Strage in Cadore, il dolore dei familiari: “Ogni giorno cerchiamo la forza per andare avanti”
La replica della famiglia a seguito delle dichiarazioni della 33enne tedesca Angelika Hutter che ha parlato di guasto tecnico all’origine dell’eccessiva velocità
Si dicono indignati i familiari delle vittime della strage a Santo Stefano di Cadore.
Strage in Cadore, il dolore dei familiari: “Ogni giorno cerchiamo la forza per andare avanti”

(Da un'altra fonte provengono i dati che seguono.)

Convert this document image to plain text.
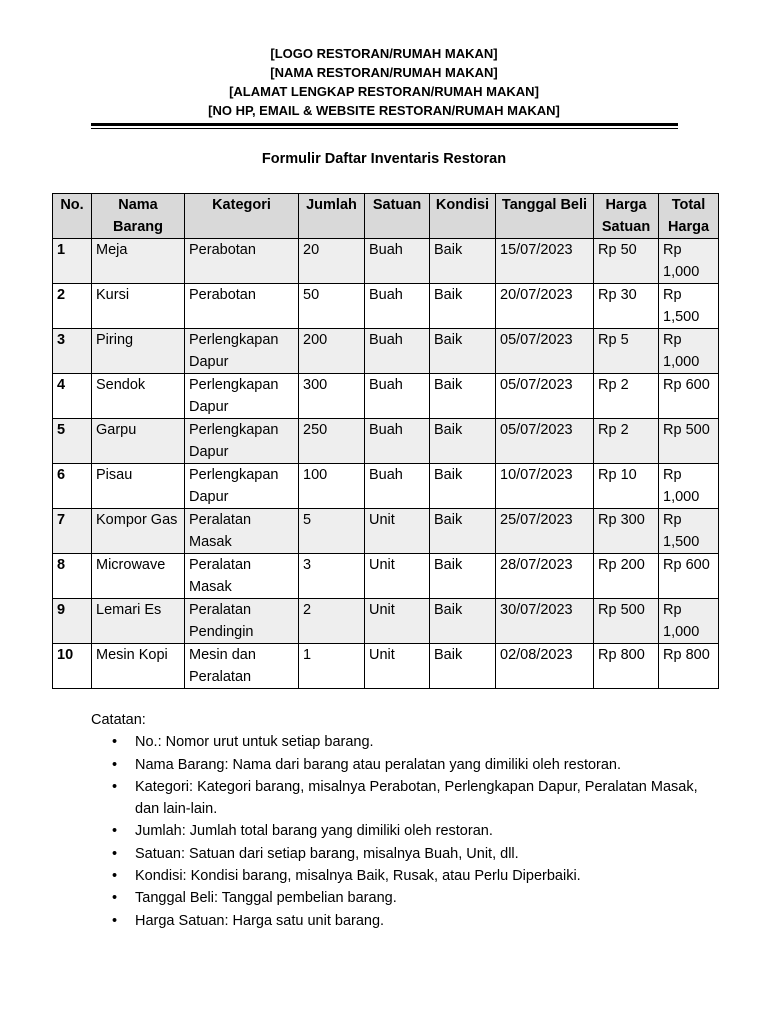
[LOGO RESTORAN/RUMAH MAKAN]
[NAMA RESTORAN/RUMAH MAKAN]
[ALAMAT LENGKAP RESTORAN/RUMAH MAKAN]
[NO HP, EMAIL & WEBSITE RESTORAN/RUMAH MAKAN]
Formulir Daftar Inventaris Restoran
No.	Nama Barang	Kategori	Jumlah	Satuan	Kondisi	Tanggal Beli	Harga Satuan	Total Harga
1	Meja	Perabotan	20	Buah	Baik	15/07/2023	Rp 50	Rp 1,000
2	Kursi	Perabotan	50	Buah	Baik	20/07/2023	Rp 30	Rp 1,500
3	Piring	Perlengkapan Dapur	200	Buah	Baik	05/07/2023	Rp 5	Rp 1,000
4	Sendok	Perlengkapan Dapur	300	Buah	Baik	05/07/2023	Rp 2	Rp 600
5	Garpu	Perlengkapan Dapur	250	Buah	Baik	05/07/2023	Rp 2	Rp 500
6	Pisau	Perlengkapan Dapur	100	Buah	Baik	10/07/2023	Rp 10	Rp 1,000
7	Kompor Gas	Peralatan Masak	5	Unit	Baik	25/07/2023	Rp 300	Rp 1,500
8	Microwave	Peralatan Masak	3	Unit	Baik	28/07/2023	Rp 200	Rp 600
9	Lemari Es	Peralatan Pendingin	2	Unit	Baik	30/07/2023	Rp 500	Rp 1,000
10	Mesin Kopi	Mesin dan Peralatan	1	Unit	Baik	02/08/2023	Rp 800	Rp 800
Catatan:
• No.: Nomor urut untuk setiap barang.
• Nama Barang: Nama dari barang atau peralatan yang dimiliki oleh restoran.
• Kategori: Kategori barang, misalnya Perabotan, Perlengkapan Dapur, Peralatan Masak, dan lain-lain.
• Jumlah: Jumlah total barang yang dimiliki oleh restoran.
• Satuan: Satuan dari setiap barang, misalnya Buah, Unit, dll.
• Kondisi: Kondisi barang, misalnya Baik, Rusak, atau Perlu Diperbaiki.
• Tanggal Beli: Tanggal pembelian barang.
• Harga Satuan: Harga satu unit barang.
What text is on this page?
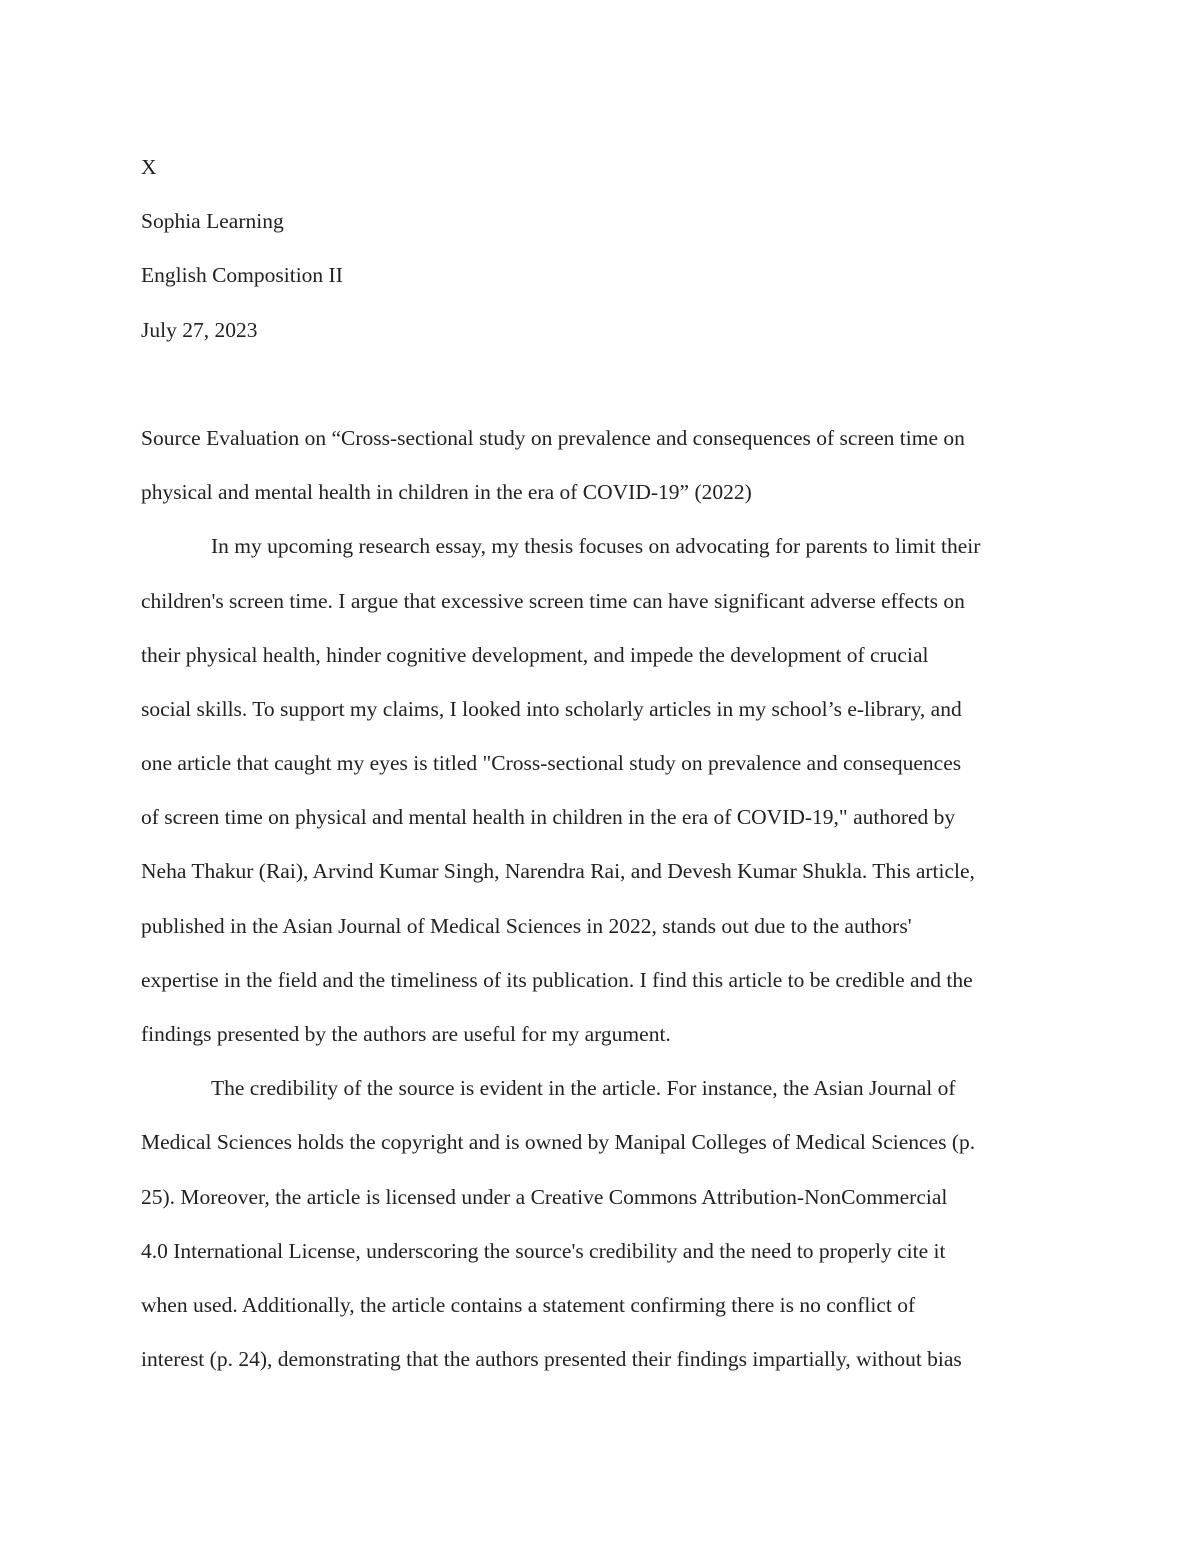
X
Sophia Learning
English Composition II
July 27, 2023
Source Evaluation on “Cross-sectional study on prevalence and consequences of screen time on
physical and mental health in children in the era of COVID-19” (2022)
In my upcoming research essay, my thesis focuses on advocating for parents to limit their
children's screen time. I argue that excessive screen time can have significant adverse effects on
their physical health, hinder cognitive development, and impede the development of crucial
social skills. To support my claims, I looked into scholarly articles in my school’s e-library, and
one article that caught my eyes is titled "Cross-sectional study on prevalence and consequences
of screen time on physical and mental health in children in the era of COVID-19," authored by
Neha Thakur (Rai), Arvind Kumar Singh, Narendra Rai, and Devesh Kumar Shukla. This article,
published in the Asian Journal of Medical Sciences in 2022, stands out due to the authors'
expertise in the field and the timeliness of its publication. I find this article to be credible and the
findings presented by the authors are useful for my argument.
The credibility of the source is evident in the article. For instance, the Asian Journal of
Medical Sciences holds the copyright and is owned by Manipal Colleges of Medical Sciences (p.
25). Moreover, the article is licensed under a Creative Commons Attribution-NonCommercial
4.0 International License, underscoring the source's credibility and the need to properly cite it
when used. Additionally, the article contains a statement confirming there is no conflict of
interest (p. 24), demonstrating that the authors presented their findings impartially, without bias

“L’eccessiva velocità, determinante per le conseguenze terribili della tragedia, non dipende da fattori terzi, è inaccettabile addurre come alibi un guasto, e l’iniziale disinteresse pesa come un macigno: troppo facile provare rimorso adesso”.

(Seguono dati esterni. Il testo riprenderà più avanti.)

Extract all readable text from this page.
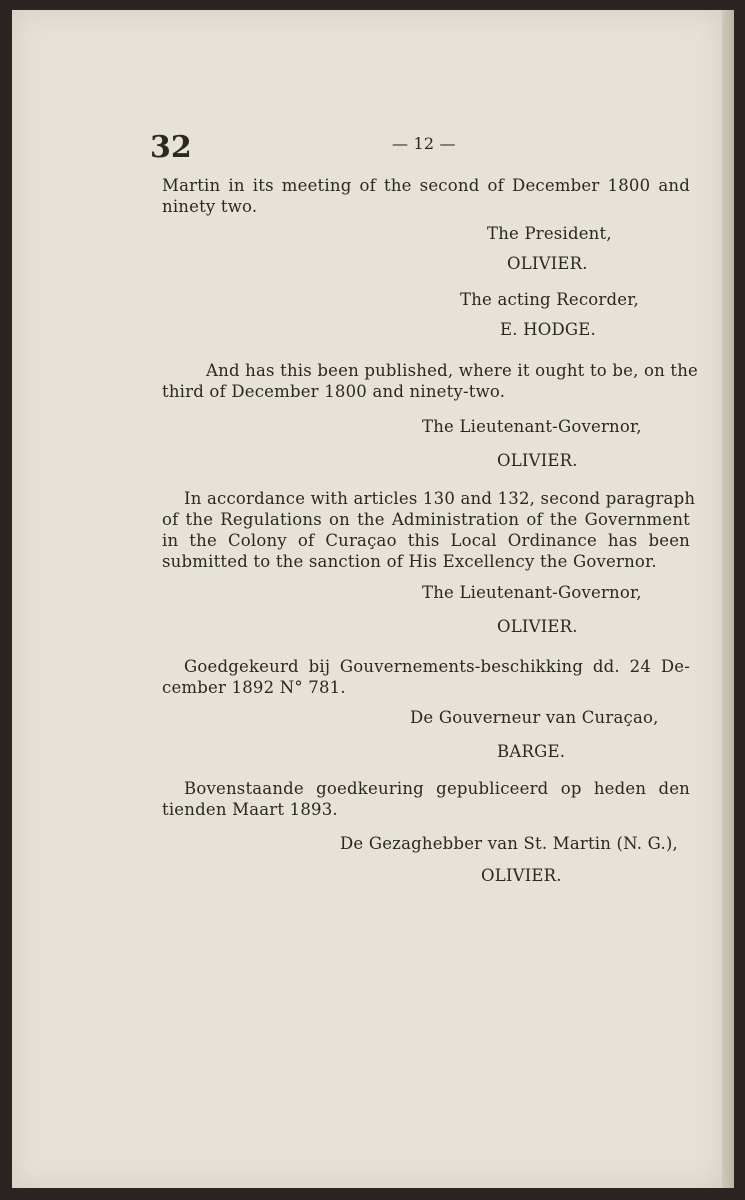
32	— 12 —
Martin in its meeting of the second of December 1800 and
ninety two.
The President,
OLIVIER.
The acting Recorder,
E. HODGE.
And has this been published, where it ought to be, on the
third of December 1800 and ninety-two.
The Lieutenant-Governor,
OLIVIER.
In accordance with articles 130 and 132, second paragraph
of the Regulations on the Administration of the Government
in the Colony of Curaçao this Local Ordinance has been
submitted to the sanction of His Excellency the Governor.
The Lieutenant-Governor,
OLIVIER.
Goedgekeurd bij Gouvernements-beschikking dd. 24 De-
cember 1892 N° 781.
De Gouverneur van Curaçao,
BARGE.
Bovenstaande goedkeuring gepubliceerd op heden den
tienden Maart 1893.
De Gezaghebber van St. Martin (N. G.),
OLIVIER.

Finora i familiari del piccolo Mattia Antoniello, del papà Marco e della nonna materna Maria Grazia Zuin, le vittime della strage di Santo Stefano di Cadore, nel Bellunese, hanno preferito non rilasciare dichiarazioni, mantenendo un profilo molto basso, sia per il dolore immenso che provano e che ogni giorno diventa più forte, sia per il massimo rispetto e fiducia nel lavoro della magistratura.
Per loro, però, è stato davvero troppo apprendere che Angelika Hutter - l’automobilista tedesca di 33 anni che guidava l’Audi A3 che il 6 luglio 2023 ha falciato i tre innocenti che camminavano tranquillamente sul marciapiedi – ha ascritto la causa dell’incidente ad un guasto meccanico alla sua vettura.
“Sarà la consulenza tecnica disposta dalla Procura di Belluno ad accertare la fondatezza di questa circostanza - premettono Elena Potente, che in un solo colpo ha perduto il figlioletto, il compagno e la mamma, e Rocco Antoniello, il fratello di Marco - Ma anche ammesso che la macchina abbia avuto un qualche problema tecnico, non c’è il minimo dubbio che la causa principale della tragedia e delle sue proporzioni sia la velocità tenuta dalla Hutter, che andava quasi al doppio del limite vigente in quel tratto di strada, di 50 chilometri all’ora, com’è stato già ampiamente comprovato, e qui la responsabilità è tutta, solo e indiscutibilmente della conducente”.
I familiari si dicono anche quanto meno perplessi, se non offesi, in merito ai presunti sentimenti di pentimento e rimorso che oggi la responsabile della strage afferma di provare in carcere.
“Questi sentimenti contrastano con la condotta tenuta nell’immediatezza dell’incidente dalla donna, che si è letteralmente disinteressata di tutto, chiudendosi nel silenzio, come se nulla fosse accaduto – concludono Elena e Rocco – È troppo facile esprimersi così adesso ed è anche irrispettoso nei confronti di persone come noi che abbiamo perso in un istante così tanti affetti, che ogni giorno dobbiamo cercare la forza per andare avanti e a cui nulla e nessuno potranno restituire l’immensità che c’è stata strappata”.